Callaway unveils Apex 'forged performance' irons
Golfers of a certain age no doubt remember – or even owned – Hogan Apex irons, which debuted back in the early 1970s. Over three decades or so, the Ben Hogan Co. rolled out more than a dozen iteration of Apex irons, whose classic forged blades were, at their finest, among the best better-player irons on the market.
Callaway Golf bought Hogan about a decade ago, sold the apparel side of the business to Perry Ellis last year, and now is resurrecting the Apex name for its latest set of irons, which will debut at retail in December. Both the original Hogan Apex models and the Callaway versions are forged from carbon steel, but that's about where the similarities end.
Callaway calls the Apex irons a ''longer, more attractive cousin to the Diablo Forged iron,'' which Callaway says originated the category of high-performance forged cavityback irons. They won't replace any current irons in the Callaway line-up, and are designed to appeal to a broad range of golfers seeking the best of forged players' irons and cast game-improvement sticks.

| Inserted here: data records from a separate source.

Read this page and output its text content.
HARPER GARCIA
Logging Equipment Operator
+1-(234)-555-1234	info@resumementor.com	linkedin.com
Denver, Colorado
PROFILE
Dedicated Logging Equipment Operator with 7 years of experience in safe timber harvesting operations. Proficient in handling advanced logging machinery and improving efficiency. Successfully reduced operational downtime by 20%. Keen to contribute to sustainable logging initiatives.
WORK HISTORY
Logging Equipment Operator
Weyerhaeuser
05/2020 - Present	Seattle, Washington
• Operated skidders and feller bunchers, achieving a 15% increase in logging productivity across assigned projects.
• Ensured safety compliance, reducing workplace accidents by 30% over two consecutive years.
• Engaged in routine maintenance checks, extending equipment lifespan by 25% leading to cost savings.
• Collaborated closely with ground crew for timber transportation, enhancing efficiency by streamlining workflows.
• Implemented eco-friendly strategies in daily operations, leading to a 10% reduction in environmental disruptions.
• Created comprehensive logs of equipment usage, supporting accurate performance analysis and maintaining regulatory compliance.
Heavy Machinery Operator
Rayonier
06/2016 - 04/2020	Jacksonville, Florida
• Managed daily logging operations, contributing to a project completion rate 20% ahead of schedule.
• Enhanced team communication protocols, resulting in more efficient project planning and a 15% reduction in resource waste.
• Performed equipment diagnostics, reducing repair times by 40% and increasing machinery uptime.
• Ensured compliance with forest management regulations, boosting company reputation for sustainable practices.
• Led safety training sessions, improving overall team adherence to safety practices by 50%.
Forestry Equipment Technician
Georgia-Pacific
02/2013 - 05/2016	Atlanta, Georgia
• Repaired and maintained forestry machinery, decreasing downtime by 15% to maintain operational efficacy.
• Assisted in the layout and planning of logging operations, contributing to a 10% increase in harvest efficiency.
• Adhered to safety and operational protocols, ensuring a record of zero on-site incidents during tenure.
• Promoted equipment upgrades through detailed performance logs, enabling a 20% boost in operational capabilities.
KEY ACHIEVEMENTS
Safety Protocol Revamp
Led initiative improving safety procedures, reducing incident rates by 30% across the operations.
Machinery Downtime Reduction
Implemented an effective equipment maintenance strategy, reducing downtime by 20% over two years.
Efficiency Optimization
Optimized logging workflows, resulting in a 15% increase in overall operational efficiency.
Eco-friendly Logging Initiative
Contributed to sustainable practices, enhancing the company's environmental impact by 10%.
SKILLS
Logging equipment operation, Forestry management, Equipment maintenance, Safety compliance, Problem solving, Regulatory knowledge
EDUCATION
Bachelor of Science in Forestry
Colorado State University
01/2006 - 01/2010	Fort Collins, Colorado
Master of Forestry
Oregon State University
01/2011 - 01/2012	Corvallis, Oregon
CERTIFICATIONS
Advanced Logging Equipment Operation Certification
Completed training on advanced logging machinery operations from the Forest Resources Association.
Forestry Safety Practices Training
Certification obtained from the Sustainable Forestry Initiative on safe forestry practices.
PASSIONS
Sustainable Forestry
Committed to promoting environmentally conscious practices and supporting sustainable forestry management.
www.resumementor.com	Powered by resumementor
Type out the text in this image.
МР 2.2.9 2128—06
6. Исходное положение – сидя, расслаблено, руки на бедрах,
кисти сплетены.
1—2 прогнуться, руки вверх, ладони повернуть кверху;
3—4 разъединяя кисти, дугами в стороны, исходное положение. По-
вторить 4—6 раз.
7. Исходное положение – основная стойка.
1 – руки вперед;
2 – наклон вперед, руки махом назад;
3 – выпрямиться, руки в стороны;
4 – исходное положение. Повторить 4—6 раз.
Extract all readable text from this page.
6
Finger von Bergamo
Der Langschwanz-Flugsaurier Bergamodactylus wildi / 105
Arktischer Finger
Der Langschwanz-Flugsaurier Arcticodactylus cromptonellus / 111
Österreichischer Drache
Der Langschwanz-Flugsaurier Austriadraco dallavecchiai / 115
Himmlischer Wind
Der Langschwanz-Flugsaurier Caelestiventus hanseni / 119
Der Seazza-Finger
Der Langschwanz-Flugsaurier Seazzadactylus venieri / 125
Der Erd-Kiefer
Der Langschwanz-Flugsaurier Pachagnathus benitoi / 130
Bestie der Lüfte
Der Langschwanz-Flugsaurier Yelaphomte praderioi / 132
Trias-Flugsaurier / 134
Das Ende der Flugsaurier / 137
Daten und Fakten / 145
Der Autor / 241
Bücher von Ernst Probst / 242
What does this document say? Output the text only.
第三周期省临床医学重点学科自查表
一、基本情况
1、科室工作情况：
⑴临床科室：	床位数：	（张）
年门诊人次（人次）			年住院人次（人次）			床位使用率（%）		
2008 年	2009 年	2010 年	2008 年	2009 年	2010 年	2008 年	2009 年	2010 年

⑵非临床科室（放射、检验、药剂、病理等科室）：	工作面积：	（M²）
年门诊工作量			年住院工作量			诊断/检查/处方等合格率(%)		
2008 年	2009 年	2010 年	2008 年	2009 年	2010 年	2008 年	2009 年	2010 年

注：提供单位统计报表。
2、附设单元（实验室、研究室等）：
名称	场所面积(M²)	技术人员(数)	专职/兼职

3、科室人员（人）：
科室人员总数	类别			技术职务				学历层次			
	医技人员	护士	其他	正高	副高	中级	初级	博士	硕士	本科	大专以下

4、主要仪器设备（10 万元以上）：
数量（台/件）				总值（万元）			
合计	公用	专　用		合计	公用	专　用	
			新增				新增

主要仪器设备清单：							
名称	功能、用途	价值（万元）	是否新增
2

The new Apex clubs are the first forged irons that provide the soft, responsive feel for which forged clubs are known, as well as extra distance, Callaway says. A big reason for this, they explain, is that the new clubs contain a thin, 455 Carpenter high-strength steel face insert that is the same material Callaway uses in the forged cup faces of its X Hot fairway woods to help the ball jump off the face.
The lightweight face insert also means that Callaway could reposition weight low in the head. Using a tungsten insert in the sole to lower the center of gravity helps increase launch angles in the low irons (3-5 irons) and improve forgiveness. This composition, Callaway says, creates a clubhead with the performance properties normally found in game-improvement irons, and helps golfers launch the ball at appropriate angles and spin rates throughout the set.
The heads are slightly larger than the X Forged irons, and the faces feature wide-spaced (30-degree) grooves. These are the first Callaway irons to use these grooves, Callaway says, adding that they provide increased spin out of the rough for average golfers. In addition, the heads boast a satin chrome finish that's consistent with the look of Callaway's muscleback irons.
The Apex irons will come with two shaft options. The True Temper XP95 steel shaft will help deliver high launch angles with a controlled ball flight, while the UST Recoil is a lightweight graphite shaft with higher flex points for better feel and workability. The company hasn't yet released a suggested retail price.